Drug Discovery

Background and Context

Small molecules offer a vast space for molecular design. Pharmaceutical chemistry tries to either construct new small molecules for the treatment of human disease or to identify new pharmacological roles of known small molecules. Most often these molecules target proteins by binding to important sites on these much larger and flexible objects. This binding can interfere with the normal function provided by the protein in humans, which can have both beneficial and deleterious effects. Successful drug molecules need to interact with the protein or class of proteins they target in the live organism. Cross-activities lead to side effects and target specificity is an important consideration in drug development. Drug molecules also need to get to the relevant tissues and later be degraded and/or excreted safely.

Our Approach

We use a set of computational in-house tools to find novel pharmaceutical functions of existing small molecules or fragments thereof. Our tool for in silico screening of fragments is SEED, a software using an efficient approximation of the Poisson equation to calculate the electrostatic contribution to the free energy of binding in a fully rigid approximation (see Software Downloads).
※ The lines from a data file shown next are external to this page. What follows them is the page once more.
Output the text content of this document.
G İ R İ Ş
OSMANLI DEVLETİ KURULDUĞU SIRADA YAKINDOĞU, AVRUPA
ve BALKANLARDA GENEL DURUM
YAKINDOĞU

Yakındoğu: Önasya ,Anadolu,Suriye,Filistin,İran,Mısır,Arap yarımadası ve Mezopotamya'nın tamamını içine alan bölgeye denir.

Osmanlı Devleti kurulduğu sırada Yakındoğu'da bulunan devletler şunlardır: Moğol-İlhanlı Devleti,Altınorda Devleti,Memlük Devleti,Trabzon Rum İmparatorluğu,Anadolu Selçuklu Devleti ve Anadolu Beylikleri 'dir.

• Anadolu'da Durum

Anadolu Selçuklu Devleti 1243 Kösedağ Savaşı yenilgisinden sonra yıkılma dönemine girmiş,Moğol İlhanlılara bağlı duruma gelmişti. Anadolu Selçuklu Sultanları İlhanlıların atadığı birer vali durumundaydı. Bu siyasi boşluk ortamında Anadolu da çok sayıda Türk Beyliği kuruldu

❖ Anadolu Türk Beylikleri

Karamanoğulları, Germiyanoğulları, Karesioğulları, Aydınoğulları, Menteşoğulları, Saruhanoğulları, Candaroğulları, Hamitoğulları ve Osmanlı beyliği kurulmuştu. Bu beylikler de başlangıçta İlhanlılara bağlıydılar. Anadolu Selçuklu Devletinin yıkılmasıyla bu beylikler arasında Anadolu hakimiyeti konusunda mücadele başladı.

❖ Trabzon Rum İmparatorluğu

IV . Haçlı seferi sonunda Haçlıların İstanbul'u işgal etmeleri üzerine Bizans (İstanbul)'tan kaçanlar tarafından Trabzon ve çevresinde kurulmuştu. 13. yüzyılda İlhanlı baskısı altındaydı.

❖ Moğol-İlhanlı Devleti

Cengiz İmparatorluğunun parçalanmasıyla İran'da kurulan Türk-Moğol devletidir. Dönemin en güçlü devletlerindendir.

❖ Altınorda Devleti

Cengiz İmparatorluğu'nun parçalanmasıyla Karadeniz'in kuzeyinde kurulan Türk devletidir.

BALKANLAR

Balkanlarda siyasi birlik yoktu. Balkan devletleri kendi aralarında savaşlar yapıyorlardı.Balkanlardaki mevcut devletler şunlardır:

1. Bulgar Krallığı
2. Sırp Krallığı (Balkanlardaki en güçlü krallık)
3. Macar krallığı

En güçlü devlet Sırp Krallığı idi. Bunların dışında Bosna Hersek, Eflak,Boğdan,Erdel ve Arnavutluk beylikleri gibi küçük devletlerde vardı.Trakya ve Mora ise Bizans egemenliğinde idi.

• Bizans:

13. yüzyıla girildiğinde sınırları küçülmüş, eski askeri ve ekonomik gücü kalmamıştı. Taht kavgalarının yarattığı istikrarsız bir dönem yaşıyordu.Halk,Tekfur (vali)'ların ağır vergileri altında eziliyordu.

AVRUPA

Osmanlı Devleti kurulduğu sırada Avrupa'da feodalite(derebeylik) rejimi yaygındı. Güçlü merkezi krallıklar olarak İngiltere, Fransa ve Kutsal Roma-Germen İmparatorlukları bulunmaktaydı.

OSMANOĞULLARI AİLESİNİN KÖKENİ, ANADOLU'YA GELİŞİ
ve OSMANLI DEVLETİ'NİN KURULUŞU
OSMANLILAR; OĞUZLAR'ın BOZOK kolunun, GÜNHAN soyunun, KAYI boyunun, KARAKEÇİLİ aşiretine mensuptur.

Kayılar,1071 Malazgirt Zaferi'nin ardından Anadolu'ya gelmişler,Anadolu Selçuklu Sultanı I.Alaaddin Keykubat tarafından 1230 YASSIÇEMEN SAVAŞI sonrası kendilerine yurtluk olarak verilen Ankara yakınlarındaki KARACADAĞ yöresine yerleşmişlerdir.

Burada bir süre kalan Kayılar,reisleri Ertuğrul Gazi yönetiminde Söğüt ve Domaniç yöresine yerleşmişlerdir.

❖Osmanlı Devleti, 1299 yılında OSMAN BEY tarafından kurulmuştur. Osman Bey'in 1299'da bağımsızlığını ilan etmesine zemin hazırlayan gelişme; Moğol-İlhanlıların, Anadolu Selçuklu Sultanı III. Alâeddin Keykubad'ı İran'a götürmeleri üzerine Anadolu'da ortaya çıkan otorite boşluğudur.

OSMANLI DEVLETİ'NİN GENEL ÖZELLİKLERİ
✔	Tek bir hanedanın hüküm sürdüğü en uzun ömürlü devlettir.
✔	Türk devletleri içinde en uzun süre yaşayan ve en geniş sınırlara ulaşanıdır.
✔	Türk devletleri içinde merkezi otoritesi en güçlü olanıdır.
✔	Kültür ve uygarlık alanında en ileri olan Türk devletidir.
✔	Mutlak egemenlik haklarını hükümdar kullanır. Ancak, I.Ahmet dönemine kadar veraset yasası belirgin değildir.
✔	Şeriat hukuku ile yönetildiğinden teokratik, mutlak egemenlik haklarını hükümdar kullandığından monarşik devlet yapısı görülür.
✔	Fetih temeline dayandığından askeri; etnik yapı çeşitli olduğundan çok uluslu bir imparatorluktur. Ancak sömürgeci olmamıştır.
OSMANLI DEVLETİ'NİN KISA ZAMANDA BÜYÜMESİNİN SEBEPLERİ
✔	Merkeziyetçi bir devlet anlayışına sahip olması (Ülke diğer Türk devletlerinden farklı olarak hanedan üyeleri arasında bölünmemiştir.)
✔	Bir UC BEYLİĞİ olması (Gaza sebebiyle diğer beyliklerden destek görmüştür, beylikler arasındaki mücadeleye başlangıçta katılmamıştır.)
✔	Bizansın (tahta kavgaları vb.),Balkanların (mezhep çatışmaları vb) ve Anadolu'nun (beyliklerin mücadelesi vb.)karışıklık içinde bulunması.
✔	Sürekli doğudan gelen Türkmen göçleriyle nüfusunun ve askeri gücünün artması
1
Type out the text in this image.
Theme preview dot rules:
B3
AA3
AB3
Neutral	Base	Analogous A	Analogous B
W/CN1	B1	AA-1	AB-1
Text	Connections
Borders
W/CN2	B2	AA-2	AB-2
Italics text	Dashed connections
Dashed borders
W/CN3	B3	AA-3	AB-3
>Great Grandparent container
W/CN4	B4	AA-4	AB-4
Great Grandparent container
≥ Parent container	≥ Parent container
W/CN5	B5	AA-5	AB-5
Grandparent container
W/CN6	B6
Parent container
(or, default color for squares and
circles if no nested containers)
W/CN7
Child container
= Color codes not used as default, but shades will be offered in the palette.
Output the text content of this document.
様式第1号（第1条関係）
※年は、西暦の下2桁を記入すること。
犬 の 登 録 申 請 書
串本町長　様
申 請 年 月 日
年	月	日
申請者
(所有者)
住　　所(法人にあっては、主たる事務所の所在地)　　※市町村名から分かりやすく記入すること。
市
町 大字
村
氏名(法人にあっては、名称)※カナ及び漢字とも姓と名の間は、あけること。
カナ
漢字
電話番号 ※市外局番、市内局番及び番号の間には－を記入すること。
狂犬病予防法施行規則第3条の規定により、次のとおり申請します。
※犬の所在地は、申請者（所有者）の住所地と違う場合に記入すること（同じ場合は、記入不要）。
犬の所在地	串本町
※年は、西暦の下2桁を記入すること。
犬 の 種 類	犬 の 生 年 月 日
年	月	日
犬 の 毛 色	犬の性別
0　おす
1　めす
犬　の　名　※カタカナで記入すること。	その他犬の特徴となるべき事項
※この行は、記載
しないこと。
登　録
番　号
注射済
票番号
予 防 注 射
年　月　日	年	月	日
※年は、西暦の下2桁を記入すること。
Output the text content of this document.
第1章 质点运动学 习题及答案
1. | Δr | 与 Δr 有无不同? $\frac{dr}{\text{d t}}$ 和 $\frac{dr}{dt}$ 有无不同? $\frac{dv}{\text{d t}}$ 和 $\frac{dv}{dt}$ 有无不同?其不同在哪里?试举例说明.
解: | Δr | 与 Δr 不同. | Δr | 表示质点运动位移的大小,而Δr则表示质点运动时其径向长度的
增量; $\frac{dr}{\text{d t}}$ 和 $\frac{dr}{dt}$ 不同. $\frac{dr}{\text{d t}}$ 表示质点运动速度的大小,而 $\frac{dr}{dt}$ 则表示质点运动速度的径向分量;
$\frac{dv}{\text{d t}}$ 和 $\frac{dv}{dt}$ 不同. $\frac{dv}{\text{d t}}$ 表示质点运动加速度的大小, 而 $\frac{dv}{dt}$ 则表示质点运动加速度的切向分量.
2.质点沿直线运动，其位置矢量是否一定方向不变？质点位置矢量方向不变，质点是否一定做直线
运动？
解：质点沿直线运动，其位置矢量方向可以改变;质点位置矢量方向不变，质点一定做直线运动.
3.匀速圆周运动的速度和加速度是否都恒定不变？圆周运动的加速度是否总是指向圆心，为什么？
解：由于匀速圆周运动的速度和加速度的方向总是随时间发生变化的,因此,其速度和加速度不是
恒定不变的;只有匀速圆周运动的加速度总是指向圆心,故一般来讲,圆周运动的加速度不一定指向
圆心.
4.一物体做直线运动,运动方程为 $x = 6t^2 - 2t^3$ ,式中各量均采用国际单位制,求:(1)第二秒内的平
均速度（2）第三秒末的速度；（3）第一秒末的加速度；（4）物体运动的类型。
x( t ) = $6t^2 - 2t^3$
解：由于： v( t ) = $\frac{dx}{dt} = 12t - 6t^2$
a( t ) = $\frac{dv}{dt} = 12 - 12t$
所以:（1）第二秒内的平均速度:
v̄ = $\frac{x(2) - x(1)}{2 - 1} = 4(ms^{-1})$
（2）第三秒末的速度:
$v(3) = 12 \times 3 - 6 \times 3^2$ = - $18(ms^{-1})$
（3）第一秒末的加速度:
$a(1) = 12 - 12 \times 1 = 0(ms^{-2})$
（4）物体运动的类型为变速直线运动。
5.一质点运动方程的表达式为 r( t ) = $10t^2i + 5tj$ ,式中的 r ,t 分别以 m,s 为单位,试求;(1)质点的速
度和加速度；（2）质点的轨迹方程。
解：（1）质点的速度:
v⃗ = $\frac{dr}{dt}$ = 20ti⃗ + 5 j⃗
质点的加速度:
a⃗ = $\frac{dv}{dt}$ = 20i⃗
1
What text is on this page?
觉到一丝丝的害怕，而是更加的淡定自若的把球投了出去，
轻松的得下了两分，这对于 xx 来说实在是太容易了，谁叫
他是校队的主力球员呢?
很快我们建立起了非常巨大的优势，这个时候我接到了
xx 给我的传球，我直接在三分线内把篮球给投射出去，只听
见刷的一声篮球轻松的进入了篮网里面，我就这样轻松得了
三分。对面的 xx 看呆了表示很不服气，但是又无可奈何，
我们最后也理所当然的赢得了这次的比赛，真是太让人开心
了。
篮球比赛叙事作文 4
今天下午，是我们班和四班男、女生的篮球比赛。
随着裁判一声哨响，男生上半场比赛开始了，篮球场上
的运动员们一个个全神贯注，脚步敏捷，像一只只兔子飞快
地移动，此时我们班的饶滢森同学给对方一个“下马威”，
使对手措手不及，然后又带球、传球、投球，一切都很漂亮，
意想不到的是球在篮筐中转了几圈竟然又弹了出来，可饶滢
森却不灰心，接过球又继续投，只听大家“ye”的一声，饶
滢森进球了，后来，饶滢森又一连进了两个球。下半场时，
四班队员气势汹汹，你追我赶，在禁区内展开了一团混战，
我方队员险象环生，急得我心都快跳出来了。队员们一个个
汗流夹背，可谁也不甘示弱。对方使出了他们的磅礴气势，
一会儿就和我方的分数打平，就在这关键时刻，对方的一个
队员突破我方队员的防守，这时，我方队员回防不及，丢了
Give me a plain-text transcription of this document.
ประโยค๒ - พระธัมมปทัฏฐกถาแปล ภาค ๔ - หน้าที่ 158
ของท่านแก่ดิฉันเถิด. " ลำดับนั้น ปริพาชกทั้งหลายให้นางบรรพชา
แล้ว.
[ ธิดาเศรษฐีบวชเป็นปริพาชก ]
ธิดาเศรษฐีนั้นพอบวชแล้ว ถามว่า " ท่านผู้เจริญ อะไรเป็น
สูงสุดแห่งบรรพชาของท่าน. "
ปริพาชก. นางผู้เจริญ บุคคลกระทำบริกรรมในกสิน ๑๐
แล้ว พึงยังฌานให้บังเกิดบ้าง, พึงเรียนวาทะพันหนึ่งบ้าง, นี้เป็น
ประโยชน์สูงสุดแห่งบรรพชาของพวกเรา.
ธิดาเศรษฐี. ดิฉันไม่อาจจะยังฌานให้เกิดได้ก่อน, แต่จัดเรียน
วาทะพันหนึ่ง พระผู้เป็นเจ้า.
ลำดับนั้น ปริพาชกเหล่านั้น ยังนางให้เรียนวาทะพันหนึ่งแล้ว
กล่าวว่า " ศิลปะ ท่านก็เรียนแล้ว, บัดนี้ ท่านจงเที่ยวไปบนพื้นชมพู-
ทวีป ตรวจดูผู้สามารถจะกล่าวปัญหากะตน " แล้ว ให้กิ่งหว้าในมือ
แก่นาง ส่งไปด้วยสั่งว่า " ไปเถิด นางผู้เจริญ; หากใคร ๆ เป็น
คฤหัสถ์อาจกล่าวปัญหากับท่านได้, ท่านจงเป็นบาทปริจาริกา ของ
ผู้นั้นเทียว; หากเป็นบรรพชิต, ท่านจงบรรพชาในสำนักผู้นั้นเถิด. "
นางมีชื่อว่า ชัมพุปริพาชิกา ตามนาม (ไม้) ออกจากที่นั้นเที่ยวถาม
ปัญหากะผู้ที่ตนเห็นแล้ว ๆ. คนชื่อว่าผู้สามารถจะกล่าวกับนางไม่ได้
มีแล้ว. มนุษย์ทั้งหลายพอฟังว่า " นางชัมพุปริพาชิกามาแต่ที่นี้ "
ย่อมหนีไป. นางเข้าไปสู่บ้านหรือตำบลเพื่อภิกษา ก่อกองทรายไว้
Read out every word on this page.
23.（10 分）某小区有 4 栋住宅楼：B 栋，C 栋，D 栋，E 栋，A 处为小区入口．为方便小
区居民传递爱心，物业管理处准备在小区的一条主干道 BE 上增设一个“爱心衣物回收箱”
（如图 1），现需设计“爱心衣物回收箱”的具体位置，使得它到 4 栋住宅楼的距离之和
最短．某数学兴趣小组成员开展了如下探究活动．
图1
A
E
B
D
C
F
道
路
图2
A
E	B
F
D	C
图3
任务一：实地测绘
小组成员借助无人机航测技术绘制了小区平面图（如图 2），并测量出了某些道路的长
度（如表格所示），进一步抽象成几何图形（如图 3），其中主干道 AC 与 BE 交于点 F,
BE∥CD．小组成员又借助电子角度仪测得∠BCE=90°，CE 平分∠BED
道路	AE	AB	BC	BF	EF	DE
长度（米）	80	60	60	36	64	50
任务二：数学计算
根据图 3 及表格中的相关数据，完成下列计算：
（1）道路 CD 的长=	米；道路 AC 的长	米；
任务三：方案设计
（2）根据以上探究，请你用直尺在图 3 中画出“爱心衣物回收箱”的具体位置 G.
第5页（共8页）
Other areas of current emphasis are to use an ABSINTH-based scoring function in flexible docking and receptor-guided virtual chemistry approaches, all accessible from an interactive, browser-based graphical user interface. Our tools go hand-in-hand with collaborative efforts, often for testing compounds in specific biological contexts, and with our own endeavors in organic synthesis, which have been launched in 2021, the primary goal in optimizing the pharmaceutically relevant properties of candidate molecules. Using the strategies outlined above, we have developed a number of highly active compounds targeting proteins important for the growth of malignant tumors. These include kinases, bromodomains, and epitranscriptomics targets.